Setiap penerima memperoleh 20 kilogram beras dan empat liter minyak goreng. Bantuan itu juga diharapkan mampu meredam tekanan permintaan beras dan minyak goreng di pasar dalam beberapa pekan ke depan.
Stabilisasi pasokan jadi fokus utama
Pemerintah terus memperkuat pengendalian pangan lewat penyaluran beras Stabilisasi Pasokan dan Harga Pangan atau SPHP, bantuan pangan, serta distribusi minyak goreng rakyat Minyakita. Menurut Pemimpin Wilayah Perum Bulog Jawa Timur Langgeng Wisnu, berbagai program itu dirancang untuk menjaga pasokan tetap aman dan harga tetap stabil.
Ia menegaskan bahwa musim kemarau membuat produksi hasil panen mulai berkurang. Kondisi itu membuat harga beras menjadi perhatian pemerintah karena berpotensi menekan daya beli masyarakat.
Realisasi SPHP Jawa Timur capai 66 persen
Hingga awal Juni 2026, realisasi penyaluran beras SPHP di Jawa Timur mencapai 65.648 ton atau sekitar 66 persen dari target 98.767 ton. Capaian itu disebut sebagai salah satu yang tertinggi secara nasional.
Melalui program ini, Bulog berupaya menjaga harga beras medium tetap berada di bawah harga eceran tertinggi atau HET sebesar Rp13.500 per kilogram. Harga beras SPHP di gudang Bulog dipatok Rp11.000 per kilogram, sedangkan harga jual kepada konsumen maksimal Rp12.500 per kilogram.

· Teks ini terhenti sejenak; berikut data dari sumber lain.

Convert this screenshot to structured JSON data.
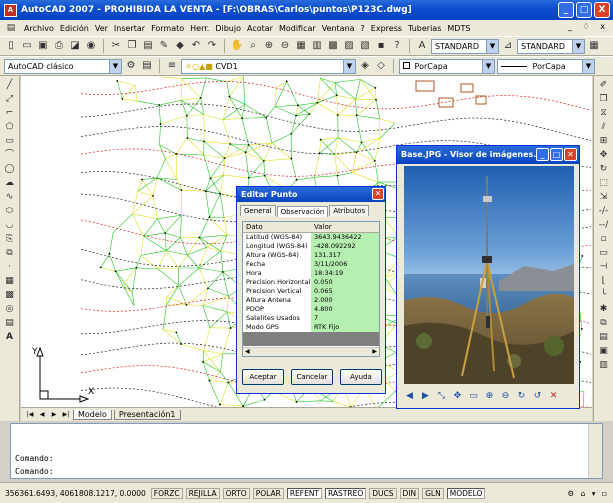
{
  "window": {
    "title": "AutoCAD 2007 - PROHIBIDA LA VENTA - [F:\\OBRAS\\Carlos\\puntos\\P123C.dwg]",
    "controls": [
      "_",
      "□",
      "X"
    ]
  },
  "menubar": {
    "items": [
      "Archivo",
      "Edición",
      "Ver",
      "Insertar",
      "Formato",
      "Herr.",
      "Dibujo",
      "Acotar",
      "Modificar",
      "Ventana",
      "?",
      "Express",
      "Tuberias",
      "MDTS"
    ],
    "mdi_controls": "_ ♢ x"
  },
  "toolbar1": {
    "text_style": "STANDARD",
    "dim_style": "STANDARD"
  },
  "toolbar2": {
    "workspace": "AutoCAD clásico",
    "layer": "CVD1",
    "color": "PorCapa",
    "linetype": "PorCapa"
  },
  "model_tabs": [
    "Modelo",
    "Presentación1"
  ],
  "ucs": {
    "y": "Y",
    "x": "X"
  },
  "command": {
    "history": "Comando:",
    "prompt": "Comando:"
  },
  "statusbar": {
    "coords": "356361.6493, 4061808.1217, 0.0000",
    "toggles": [
      {
        "label": "FORZC",
        "on": false
      },
      {
        "label": "REJILLA",
        "on": false
      },
      {
        "label": "ORTO",
        "on": false
      },
      {
        "label": "POLAR",
        "on": false
      },
      {
        "label": "REFENT",
        "on": true
      },
      {
        "label": "RASTREO",
        "on": true
      },
      {
        "label": "DUCS",
        "on": false
      },
      {
        "label": "DIN",
        "on": false
      },
      {
        "label": "GLN",
        "on": false
      },
      {
        "label": "MODELO",
        "on": true
      }
    ]
  },
  "dialog": {
    "title": "Editar Punto",
    "tabs": [
      "General",
      "Observación",
      "Atributos"
    ],
    "selected_tab": "Observación",
    "columns": [
      "Dato",
      "Valor"
    ],
    "rows": [
      {
        "k": "Latitud (WGS-84)",
        "v": "3643.9436422"
      },
      {
        "k": "Longitud (WGS-84)",
        "v": "-428.092292"
      },
      {
        "k": "Altura (WGS-84)",
        "v": "131.317"
      },
      {
        "k": "Fecha",
        "v": "3/11/2006"
      },
      {
        "k": "Hora",
        "v": "18:34:19"
      },
      {
        "k": "Precision Horizontal",
        "v": "0.050"
      },
      {
        "k": "Precision Vertical",
        "v": "0.065"
      },
      {
        "k": "Altura Antena",
        "v": "2.000"
      },
      {
        "k": "PDOP",
        "v": "4.800"
      },
      {
        "k": "Satelites Usados",
        "v": "7"
      },
      {
        "k": "Modo GPS",
        "v": "RTK Fijo"
      }
    ],
    "buttons": {
      "ok": "Aceptar",
      "cancel": "Cancelar",
      "help": "Ayuda"
    }
  },
  "viewer": {
    "title": "Base.JPG - Visor de imágenes..."
  },
  "colors": {
    "xp_blue": "#0843c0",
    "mesh_green": "#22c822",
    "mesh_yellow": "#e0e020",
    "value_bg": "#b6f0b0"
  }
}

Distribusi minyak goreng juga diperluas
Untuk alokasi Februari-Maret 2026 yang masih berjalan, Bulog menyalurkan 112.769 ton beras kualitas medium serta sekitar 22,5 juta liter minyak goreng. Pasokan tersebut menjadi bagian dari strategi menjaga kebutuhan pangan masyarakat tetap terpenuhi.

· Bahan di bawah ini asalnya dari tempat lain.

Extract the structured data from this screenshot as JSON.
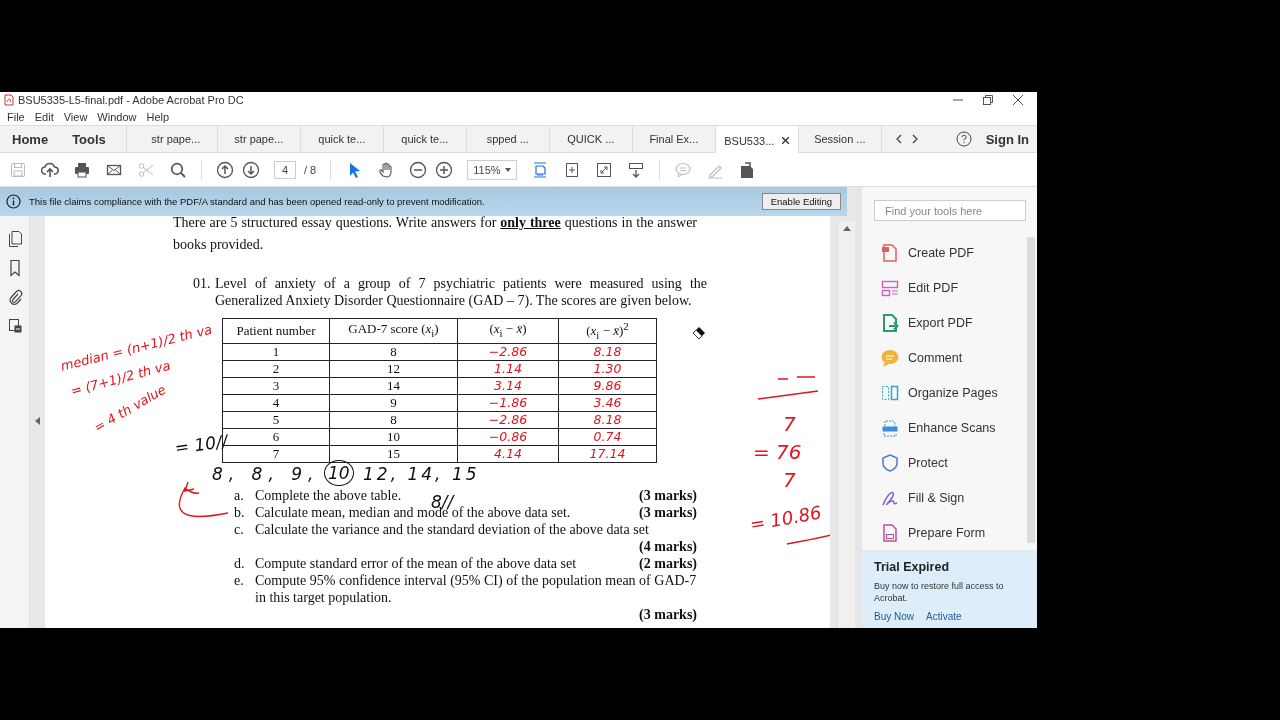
{
  "window": {
    "title": "BSU5335-L5-final.pdf - Adobe Acrobat Pro DC"
  },
  "menu": [
    "File",
    "Edit",
    "View",
    "Window",
    "Help"
  ],
  "nav_tabs": [
    "Home",
    "Tools"
  ],
  "document_tabs": [
    {
      "label": "str pape...",
      "selected": false
    },
    {
      "label": "str pape...",
      "selected": false
    },
    {
      "label": "quick te...",
      "selected": false
    },
    {
      "label": "quick te...",
      "selected": false
    },
    {
      "label": "spped ...",
      "selected": false
    },
    {
      "label": "QUICK ...",
      "selected": false
    },
    {
      "label": "Final Ex...",
      "selected": false
    },
    {
      "label": "BSU533...",
      "selected": true
    },
    {
      "label": "Session ...",
      "selected": false
    }
  ],
  "sign_in": "Sign In",
  "toolbar": {
    "file_tools": [
      {
        "kind": "save",
        "disabled": true
      },
      {
        "kind": "upload",
        "disabled": false
      },
      {
        "kind": "print",
        "disabled": false
      },
      {
        "kind": "email",
        "disabled": false
      },
      {
        "kind": "cut",
        "disabled": true
      },
      {
        "kind": "search",
        "disabled": false
      }
    ],
    "page_number": "4",
    "page_count": "/ 8",
    "cursor_tools": [
      {
        "kind": "select",
        "selected": true
      },
      {
        "kind": "hand",
        "selected": false
      }
    ],
    "zoom": "115%",
    "markup_tools": [
      {
        "kind": "comment",
        "disabled": true
      },
      {
        "kind": "highlight",
        "disabled": true
      },
      {
        "kind": "share",
        "disabled": false
      }
    ]
  },
  "banner": {
    "message": "This file claims compliance with the PDF/A standard and has been opened read-only to prevent modification.",
    "button": "Enable Editing"
  },
  "document": {
    "intro": "There are 5 structured essay questions. Write answers for **only three** questions in the answer books provided.",
    "question": {
      "number": "01.",
      "text": "Level of anxiety of a group of 7 psychiatric patients were measured using the Generalized Anxiety Disorder Questionnaire (GAD – 7). The scores are given below."
    },
    "table": {
      "columns": [
        {
          "label": "Patient number",
          "handwritten": false
        },
        {
          "label": "GAD-7 score  (*x*$_{i}$)",
          "handwritten": false
        },
        {
          "label": "(*x*$_{i}$ − *x̄*)",
          "handwritten": true
        },
        {
          "label": "(*x*$_{i}$ − *x̄*)$^{2}$",
          "handwritten": true
        }
      ],
      "rows": [
        [
          "1",
          "8",
          "−2.86",
          "8.18"
        ],
        [
          "2",
          "12",
          "1.14",
          "1.30"
        ],
        [
          "3",
          "14",
          "3.14",
          "9.86"
        ],
        [
          "4",
          "9",
          "−1.86",
          "3.46"
        ],
        [
          "5",
          "8",
          "−2.86",
          "8.18"
        ],
        [
          "6",
          "10",
          "−0.86",
          "0.74"
        ],
        [
          "7",
          "15",
          "4.14",
          "17.14"
        ]
      ]
    },
    "sub_questions": [
      {
        "letter": "a.",
        "text": "Complete the above table.",
        "marks": "(3 marks)"
      },
      {
        "letter": "b.",
        "text": "Calculate mean, median and mode of the above data set.",
        "marks": "(3 marks)"
      },
      {
        "letter": "c.",
        "text": "Calculate the variance and the standard deviation of the above data set",
        "marks": "(4 marks)"
      },
      {
        "letter": "d.",
        "text": "Compute standard error of the mean of the above data set",
        "marks": "(2 marks)"
      },
      {
        "letter": "e.",
        "text": "Compute 95% confidence interval (95% CI) of the population mean of GAD-7 in this target population.",
        "marks": "(3 marks)"
      }
    ],
    "annotations": [
      {
        "text": "median = (n+1)/2 th va",
        "color": "#e0141e"
      },
      {
        "text": "= (7+1)/2 th va",
        "color": "#e0141e"
      },
      {
        "text": "= 4 th value",
        "color": "#e0141e"
      },
      {
        "text": "= 10//",
        "color": "#111111"
      },
      {
        "text": "8, 8, 9,",
        "color": "#111111",
        "circled": false
      },
      {
        "text": "10",
        "color": "#111111",
        "circled": true
      },
      {
        "text": "12, 14, 15",
        "color": "#111111",
        "circled": false
      },
      {
        "text": "8//",
        "color": "#111111"
      },
      {
        "text": "7",
        "color": "#e0141e"
      },
      {
        "text": "= 76",
        "color": "#e0141e"
      },
      {
        "text": "7",
        "color": "#e0141e"
      },
      {
        "text": "= 10.86",
        "color": "#e0141e"
      }
    ]
  },
  "tools_panel": {
    "search_placeholder": "Find your tools here",
    "tools": [
      {
        "label": "Create PDF",
        "color": "#e0625a"
      },
      {
        "label": "Edit PDF",
        "color": "#d35fc5"
      },
      {
        "label": "Export PDF",
        "color": "#2f9a6a"
      },
      {
        "label": "Comment",
        "color": "#f0b43c"
      },
      {
        "label": "Organize Pages",
        "color": "#3aa3d6"
      },
      {
        "label": "Enhance Scans",
        "color": "#3a8fd6"
      },
      {
        "label": "Protect",
        "color": "#4a7fc0"
      },
      {
        "label": "Fill & Sign",
        "color": "#7b5fd6"
      },
      {
        "label": "Prepare Form",
        "color": "#c04f9a"
      }
    ],
    "trial": {
      "title": "Trial Expired",
      "text": "Buy now to restore full access to Acrobat.",
      "links": [
        "Buy Now",
        "Activate"
      ]
    }
  }
}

Di sektor minyak goreng, Bulog juga mengoptimalkan distribusi Minyakita melalui pasar rakyat dan pemantauan lewat Sistem Pemantauan Pasar dan Kebutuhan Pokok atau SP2KP. Sepanjang April hingga Juni 2026, Bulog Jawa Timur telah menyalurkan 2.239.405 liter Minyakita, dengan sekitar 64 persen distribusi lewat pasar rakyat.
Harga di pasar masih terpantau sesuai ketentuan
Hasil pemantauan Satgas Pangan Polda Jawa Timur bersama Bulog, Dinas Pertanian dan Ketahanan Pangan Provinsi Jawa Timur, serta Dinas Perindustrian dan Perdagangan Kota Surabaya menunjukkan harga pangan di pasar masih relatif terkendali. Di Pasar Soponyono dan Pasar Wonokromo, harga beras medium berada di kisaran Rp12.000 per kilogram atau masih di bawah HET.
Harga beras premium tercatat sekitar Rp14.900 per kilogram dan masih sesuai ketentuan HET yang berlaku. Sementara itu, harga Minyakita di dua pasar tersebut juga terpantau sesuai HET sebesar Rp15.700 per liter.